The villa is surrounded by nine beautiful gardens, each with a different theme. They were created with the guidance of Achille Duchêne between 1905 and 1912.
The garden furthest away from the Villa is the Rose Garden. Numerous types of roses grow here, including one that has the name of the Baroness!
The Exotic Garden is the kingdom of succulents and giant cacti that grow to hugely impressive sizes. Some of them will collapse from the weight of their flowers when in bloom.
Olive and pine trees bent by the wind, lavender, and agapanthus border the paths of the Provençal Garden.
The Japanese garden is known as “Cho-Seki-Tei”, which means “garden where one can calmly listen to the pleasant sound of the waves at twilight”. This garden features the traditional wooden pavilion, bridge, lanterns and basins which echo over a thousand years of Japanese tradition.
The Stone Garden is home to exquisite works of art from diverse origins and eras. Arches, fountains, canopies, bas-reliefs from the Middle Ages and the Renaissance, monstrous gargoyles, stone grotesques, carnivalesque gnomes from Provence, and more fill the Stone Garden with history and a sense of gratitude.

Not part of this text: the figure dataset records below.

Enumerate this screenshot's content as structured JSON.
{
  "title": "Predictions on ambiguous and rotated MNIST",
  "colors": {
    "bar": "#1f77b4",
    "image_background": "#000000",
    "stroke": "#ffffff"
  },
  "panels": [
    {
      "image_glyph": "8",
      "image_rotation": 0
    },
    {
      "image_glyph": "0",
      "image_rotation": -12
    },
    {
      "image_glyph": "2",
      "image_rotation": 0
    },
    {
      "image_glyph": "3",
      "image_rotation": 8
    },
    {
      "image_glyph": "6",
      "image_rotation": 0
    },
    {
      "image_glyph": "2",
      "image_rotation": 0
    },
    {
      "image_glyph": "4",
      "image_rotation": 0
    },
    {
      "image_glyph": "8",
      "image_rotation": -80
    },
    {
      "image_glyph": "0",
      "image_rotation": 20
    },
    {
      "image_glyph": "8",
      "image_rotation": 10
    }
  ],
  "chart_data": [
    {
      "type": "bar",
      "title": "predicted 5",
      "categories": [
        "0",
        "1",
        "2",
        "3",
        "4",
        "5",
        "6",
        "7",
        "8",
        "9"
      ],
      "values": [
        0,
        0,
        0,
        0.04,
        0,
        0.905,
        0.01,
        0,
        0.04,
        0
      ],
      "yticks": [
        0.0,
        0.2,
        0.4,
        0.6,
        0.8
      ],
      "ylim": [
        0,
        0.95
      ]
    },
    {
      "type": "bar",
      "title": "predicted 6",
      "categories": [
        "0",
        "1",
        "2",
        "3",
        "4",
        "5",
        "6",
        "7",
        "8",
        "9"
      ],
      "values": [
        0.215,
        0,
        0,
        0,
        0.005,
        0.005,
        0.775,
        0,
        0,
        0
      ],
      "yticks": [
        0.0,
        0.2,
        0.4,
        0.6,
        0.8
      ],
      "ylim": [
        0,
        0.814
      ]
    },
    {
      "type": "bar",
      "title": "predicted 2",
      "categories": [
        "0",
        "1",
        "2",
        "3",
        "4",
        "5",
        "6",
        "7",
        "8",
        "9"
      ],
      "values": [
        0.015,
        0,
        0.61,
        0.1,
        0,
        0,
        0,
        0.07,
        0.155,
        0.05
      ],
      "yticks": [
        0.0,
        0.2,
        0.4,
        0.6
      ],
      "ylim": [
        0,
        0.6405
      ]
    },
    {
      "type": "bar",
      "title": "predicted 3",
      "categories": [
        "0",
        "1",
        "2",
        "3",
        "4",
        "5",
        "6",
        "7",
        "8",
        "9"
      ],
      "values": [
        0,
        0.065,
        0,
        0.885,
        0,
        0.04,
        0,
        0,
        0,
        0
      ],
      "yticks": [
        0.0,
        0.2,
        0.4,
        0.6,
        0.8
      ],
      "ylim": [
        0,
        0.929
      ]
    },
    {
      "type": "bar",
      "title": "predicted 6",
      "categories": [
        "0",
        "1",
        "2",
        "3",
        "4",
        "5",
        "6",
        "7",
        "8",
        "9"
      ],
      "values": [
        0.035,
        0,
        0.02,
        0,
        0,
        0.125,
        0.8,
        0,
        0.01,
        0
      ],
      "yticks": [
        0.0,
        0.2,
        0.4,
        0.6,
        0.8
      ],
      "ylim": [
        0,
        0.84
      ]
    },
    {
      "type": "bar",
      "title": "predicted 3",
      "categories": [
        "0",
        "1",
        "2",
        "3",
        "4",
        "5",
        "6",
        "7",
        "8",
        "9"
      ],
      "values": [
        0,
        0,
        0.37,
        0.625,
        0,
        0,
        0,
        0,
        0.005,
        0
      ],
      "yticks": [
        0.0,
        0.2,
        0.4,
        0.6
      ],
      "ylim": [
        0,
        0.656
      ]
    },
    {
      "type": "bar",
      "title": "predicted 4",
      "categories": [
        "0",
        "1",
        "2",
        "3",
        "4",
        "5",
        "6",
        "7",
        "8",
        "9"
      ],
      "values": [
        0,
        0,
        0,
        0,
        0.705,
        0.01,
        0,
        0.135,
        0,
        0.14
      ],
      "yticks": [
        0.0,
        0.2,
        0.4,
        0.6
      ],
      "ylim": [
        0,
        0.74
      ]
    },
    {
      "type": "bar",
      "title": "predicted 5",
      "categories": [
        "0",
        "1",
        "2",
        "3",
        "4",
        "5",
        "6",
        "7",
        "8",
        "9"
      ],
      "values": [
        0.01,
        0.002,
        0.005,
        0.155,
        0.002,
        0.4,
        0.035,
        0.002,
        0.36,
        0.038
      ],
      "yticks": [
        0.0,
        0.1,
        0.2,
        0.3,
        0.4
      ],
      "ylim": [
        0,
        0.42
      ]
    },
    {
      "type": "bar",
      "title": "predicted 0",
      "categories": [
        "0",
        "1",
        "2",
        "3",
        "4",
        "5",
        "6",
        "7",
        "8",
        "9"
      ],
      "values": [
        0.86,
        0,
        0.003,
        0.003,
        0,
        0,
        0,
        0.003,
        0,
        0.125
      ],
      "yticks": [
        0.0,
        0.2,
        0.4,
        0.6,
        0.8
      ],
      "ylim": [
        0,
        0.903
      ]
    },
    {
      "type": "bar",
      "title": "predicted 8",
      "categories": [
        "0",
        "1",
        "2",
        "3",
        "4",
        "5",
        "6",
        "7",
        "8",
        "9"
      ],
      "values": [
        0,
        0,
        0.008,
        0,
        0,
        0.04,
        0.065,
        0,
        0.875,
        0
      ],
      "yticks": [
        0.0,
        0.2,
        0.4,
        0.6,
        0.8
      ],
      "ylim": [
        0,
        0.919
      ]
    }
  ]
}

The luxurious vegetation of the Florentine Garden surrounds a grand staircase that contains a neoclassical marble angel. This is the only remnant of the huge Italian garden Béatrice had planted.
Béatrice designed the French Garden (the main garden) in the shape of a ship's deck. It is filled with waterfalls and ponds, and features the Temple of Love at the bow.
The Spanish Garden is home to a covered patio and a narrow channel filled with plants. Corinthian arcades surround much of the Spanish Garden, giving it an oriental feel.
The Sèvres Garden is to the east of the Villa, providing a stunning view from the dining room. It contains a few large porcelain pots and doubled as part of the tearoom when weather permitted.